The project may prioritize commercial, tourism infrastructure — roads, enclosures, hotels — over restoration.  It could disrupt wildlife corridors, damage biodiversity, and heighten anthropogenic pressures. 

These petitioners argue that earlier plans were outdated and carried flawed assumptions. 

Read also: Who Is Senior IFS Parvathaneni Harish? The Officer Slams Pakistan at UNSC, Recalls 1971 Genocide and Mass Rape of 400,000 Women

Next? Court Hearing & Decisions

The Supreme Court has posted further hearing for November 11, 2025.  Meanwhile, the state has been barred from undertaking any construction or developmental activity until orders from the court. 

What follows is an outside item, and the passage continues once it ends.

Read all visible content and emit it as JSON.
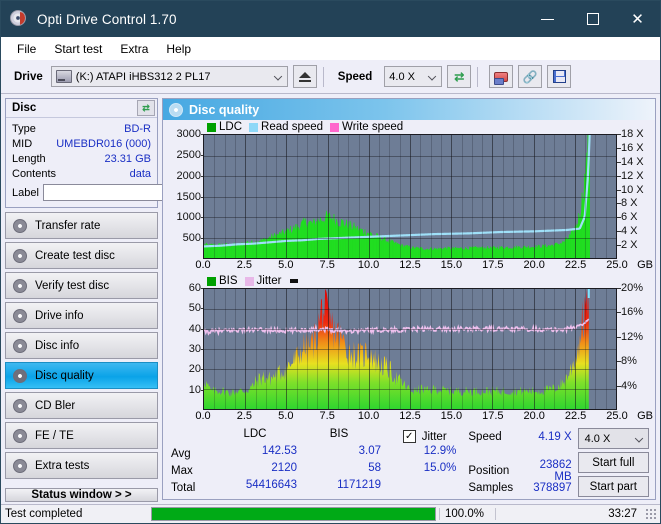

The legal fight will likely probe whether the project aligns with the Forest Conservation Act, Wildlife Protection Act, Central Zoo Authority norms, and precedents on environmental jurisprudence. If the court rules against Haryana, it could set a precedent limiting large-scale tourism/eco-tourism projects in ecologically sensitive zones.

Final Word

The standoff around the Aravalli Safari Project captures a classic conflict: development ambitions vs ecological wisdom. Haryana frames the project as a renewed effort to restore degraded land. Critics—anchored in decades of forest service experience—contend that the move could worsen long-term damage to a delicate ecosystem.

As India steers toward sustainable growth, this case may test whether developmental dreams get vetoed by environmental reality — or if a middle path is found that honors both nature and progress.